Researchers at the University of Zurich and the University Hospital Zurich have discovered that a specific mutation in the cancer cells of an aggressive type of blood cancer can prevent novel immunotherapies such as CAR T-cell therapy from working. Their study also explains why the cancer cells are resistant and how this resistance can be overcome: through concomitant pharmacotherapy or genetically improved CAR T-cells.

Acute myeloid leukemia (AML) is an aggressive form of blood cancer. It is caused by mutations in a large number of genes that are acquired in the course of a person's life. One of these genes - the tumor suppressor gene TP53 - plays a key role. Normally, TP53 helps to prevent the development of tumors. Blood cancer patients in whom this gene is mutated, however, face an extremely poor prognosis, as their genes are resistant to conventional chemotherapeutic agents. Intensive research is therefore being carried out into new therapeutic approaches, such as CAR (chimeric antigen receptor) T-cells, which are already being used successfully for other cancers of the blood.

Mutation in blood cancer cells weakens immunotherapy defense cells

An international research team led by Professors Markus Manz and Steffen Boettcher from the University of Zurich (UZH) and the Department of Medical Oncology and Hematology at the University Hospital Zurich (USZ) has now shown that TP53-mutant AML cells are also significantly more resistant to a new type of immunotherapy - CAR T-cell therapy - than AML cells without the mutated gene.

The reason for the poorer effect of CAR T-cells with mutated TP53 is that these immune cells are exhausted more quickly and are therefore less active against the cancer cells."

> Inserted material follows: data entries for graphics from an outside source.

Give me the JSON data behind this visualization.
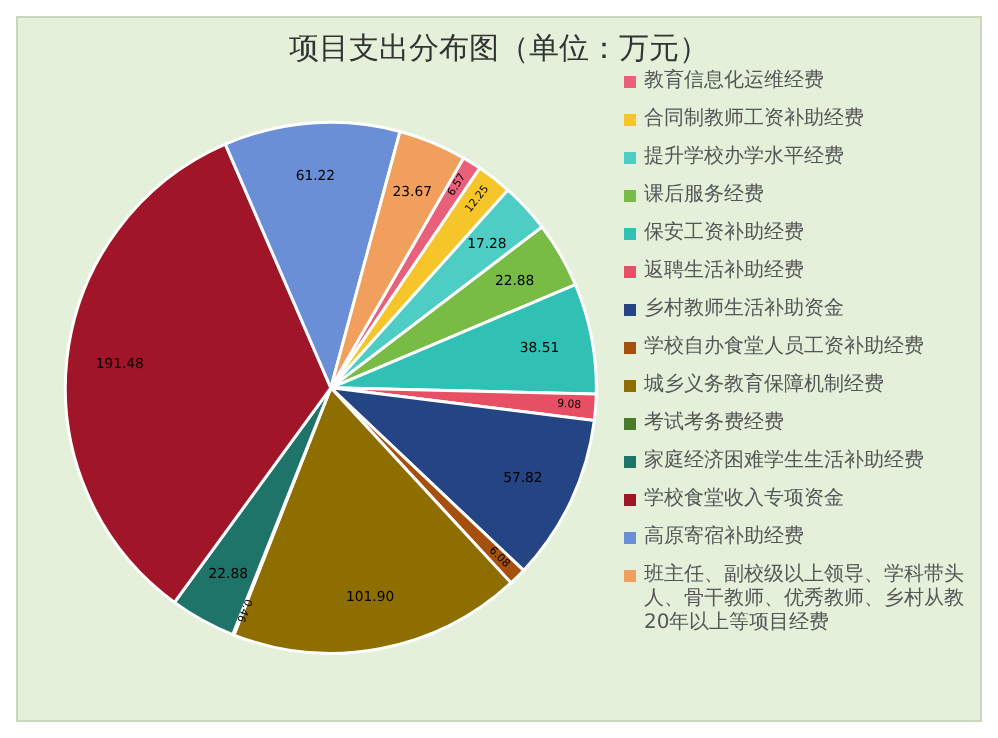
{
  "chart_data": {
    "type": "pie",
    "title": "项目支出分布图（单位：万元）",
    "categories": [
      "教育信息化运维经费",
      "合同制教师工资补助经费",
      "提升学校办学水平经费",
      "课后服务经费",
      "保安工资补助经费",
      "返聘生活补助经费",
      "乡村教师生活补助资金",
      "学校自办食堂人员工资补助经费",
      "城乡义务教育保障机制经费",
      "考试考务费经费",
      "家庭经济困难学生生活补助经费",
      "学校食堂收入专项资金",
      "高原寄宿补助经费",
      "班主任、副校级以上领导、学科带头人、骨干教师、优秀教师、乡村从教20年以上等项目经费"
    ],
    "values": [
      6.57,
      12.25,
      17.28,
      22.88,
      38.51,
      9.08,
      57.82,
      6.08,
      101.9,
      0.46,
      22.88,
      191.48,
      61.22,
      23.67
    ],
    "value_labels": [
      "6.57",
      "12.25",
      "17.28",
      "22.88",
      "38.51",
      "9.08",
      "57.82",
      "6.08",
      "101.90",
      "0.46",
      "22.88",
      "191.48",
      "61.22",
      "23.67"
    ],
    "colors": [
      "#e8607a",
      "#f5c52a",
      "#4ecdc4",
      "#78bc45",
      "#30c1b4",
      "#e64f64",
      "#254483",
      "#a5500f",
      "#8f6e00",
      "#4a7a2a",
      "#1f7469",
      "#a01628",
      "#6b8fd6",
      "#f0a05c"
    ],
    "legend": "right"
  }
}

Steffen Boettcher, chief of service at USZ

In CAR T-cell therapy, certain immune cells - the T-cells - are extracted from a patient's blood. These immune cells are then genetically modified in the lab so that they form numerous new contact points (CARs) on their surface. Reintroduced into the patient, these CAR T-cells are able to recognize certain surface structures on the tumor cells, which enables the CAR T-cells to identify the cancer cells and destroy them in a targeted manner. Various CAR T-cell products are currently being tested against AML in early clinical trials.

Concomitant pharmacotherapies or advanced CAR T-cells are effective against resistant cancer cells

In their study, the researchers not only examined the mechanism underlying the resistance of mutated AML cells to CAR T-cell immunotherapy; they also found out how the endurance of CAR T-cells can be increased and a weak point of TP53-mutant AML cells can be exploited to overcome this resistance. Through additional pharmacological concomitant therapies or further genetic improvement of the CAR T-cells, they were able to drastically increase the effectiveness of CAR T-cells against TP53-mutant AML cells to the point where there was no longer any therapeutic difference compared to non-mutated AML cells.

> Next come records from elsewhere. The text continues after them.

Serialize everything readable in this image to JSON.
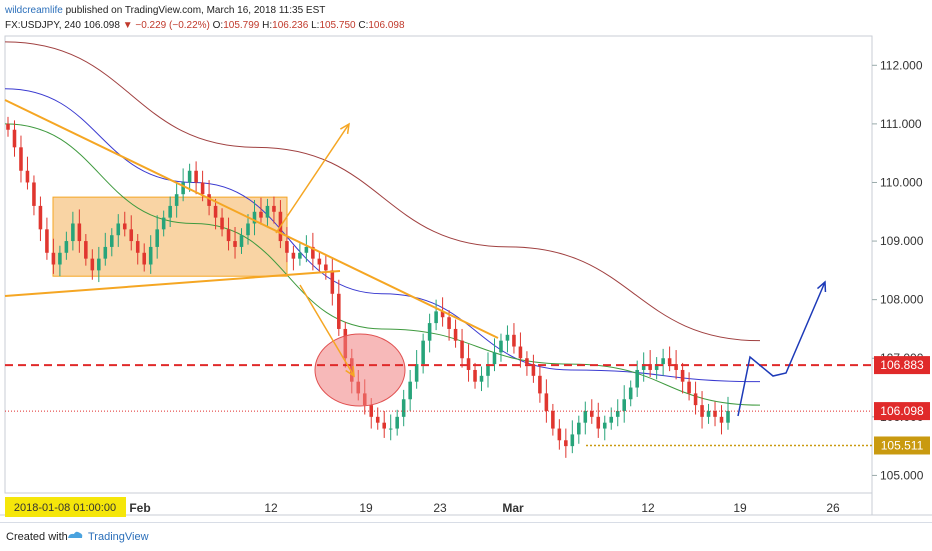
{
  "header": {
    "author": "wildcreamlife",
    "published_text": "published on TradingView.com, March 16, 2018 11:35 EST",
    "symbol_line": "FX:USDJPY, 240",
    "last_price": "106.098",
    "change_arrow": "▼",
    "change": "−0.229 (−0.22%)",
    "open_label": "O:",
    "open": "105.799",
    "high_label": "H:",
    "high": "106.236",
    "low_label": "L:",
    "low": "105.750",
    "close_label": "C:",
    "close": "106.098"
  },
  "footer": {
    "created_with": "Created with",
    "brand": "TradingView"
  },
  "colors": {
    "up": "#27a47a",
    "down": "#e0362f",
    "ma_red": "#a04040",
    "ma_blue": "#3a3ad0",
    "ma_green": "#3f9a3f",
    "orange": "#f5a623",
    "box": "#f7c27e",
    "dashed_red": "#e02a2a",
    "yellow_line": "#c99a10",
    "arrow_blue": "#1d3ab8",
    "ellipse": "#f08080"
  },
  "chart_data": {
    "type": "candlestick",
    "ylim": [
      104.7,
      112.5
    ],
    "y_ticks": [
      "112.000",
      "111.000",
      "110.000",
      "109.000",
      "108.000",
      "107.000",
      "106.000",
      "105.000"
    ],
    "x_ticks": [
      "Feb",
      "12",
      "19",
      "23",
      "Mar",
      "12",
      "19",
      "26"
    ],
    "start_date_label": "2018-01-08 01:00:00",
    "price_labels": [
      {
        "value": 106.883,
        "text": "106.883",
        "color": "#e02a2a"
      },
      {
        "value": 106.098,
        "text": "106.098",
        "color": "#e02a2a"
      },
      {
        "value": 105.511,
        "text": "105.511",
        "color": "#c99a10"
      }
    ],
    "horizontal_levels": [
      {
        "name": "resistance",
        "value": 106.883,
        "style": "dashed"
      },
      {
        "name": "last-price",
        "value": 106.098,
        "style": "dotted"
      },
      {
        "name": "support",
        "value": 105.511,
        "style": "dotted"
      }
    ],
    "candles_close": [
      110.9,
      110.6,
      110.2,
      110.0,
      109.6,
      109.2,
      108.8,
      108.6,
      108.8,
      109.0,
      109.3,
      109.0,
      108.7,
      108.5,
      108.7,
      108.9,
      109.1,
      109.3,
      109.2,
      109.0,
      108.8,
      108.6,
      108.9,
      109.2,
      109.4,
      109.6,
      109.8,
      110.0,
      110.2,
      110.0,
      109.8,
      109.6,
      109.4,
      109.2,
      109.0,
      108.9,
      109.1,
      109.3,
      109.5,
      109.4,
      109.6,
      109.5,
      109.0,
      108.8,
      108.7,
      108.8,
      108.9,
      108.7,
      108.6,
      108.5,
      108.1,
      107.5,
      107.0,
      106.6,
      106.4,
      106.2,
      106.0,
      105.9,
      105.8,
      105.8,
      106.0,
      106.3,
      106.6,
      106.9,
      107.3,
      107.6,
      107.8,
      107.7,
      107.5,
      107.3,
      107.0,
      106.8,
      106.6,
      106.7,
      106.9,
      107.1,
      107.3,
      107.4,
      107.2,
      107.0,
      106.9,
      106.7,
      106.4,
      106.1,
      105.8,
      105.6,
      105.5,
      105.7,
      105.9,
      106.1,
      106.0,
      105.8,
      105.9,
      106.0,
      106.1,
      106.3,
      106.5,
      106.8,
      106.9,
      106.8,
      106.9,
      107.0,
      106.9,
      106.8,
      106.6,
      106.4,
      106.2,
      106.0,
      106.1,
      106.0,
      105.9,
      106.1
    ],
    "ma_red": [
      112.4,
      110.6,
      108.9,
      107.3
    ],
    "ma_blue": [
      111.6,
      110.0,
      108.1,
      106.8,
      106.6
    ],
    "ma_green": [
      111.0,
      109.3,
      107.5,
      106.9,
      106.2
    ],
    "annotations": [
      {
        "type": "rectangle",
        "y_range": [
          108.4,
          109.75
        ]
      },
      {
        "type": "trendline",
        "name": "descending-trendline"
      },
      {
        "type": "trendline",
        "name": "ascending-trendline"
      },
      {
        "type": "ellipse",
        "name": "reversal-zone"
      },
      {
        "type": "arrow",
        "name": "breakout-up-arrow"
      },
      {
        "type": "arrow",
        "name": "breakdown-arrow"
      },
      {
        "type": "arrow",
        "name": "forecast-arrow"
      }
    ]
  }
}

"This proof-of-principle study shows that concurrent pharmacological therapies and genetically engineered CAR T-cells are promising strategies to develop more effective and tolerable immunotherapies for patients with TP53-mutant AML," says head of clinic Markus Manz.

Source:
Journal reference:

Mueller, J., et al. (2024). Targeting the mevalonate or Wnt pathways to overcome CAR T-cell resistance in TP53-mutant AML cells. EMBO Molecular Medicine. doi.org/10.1038/s44321-024-00024-2.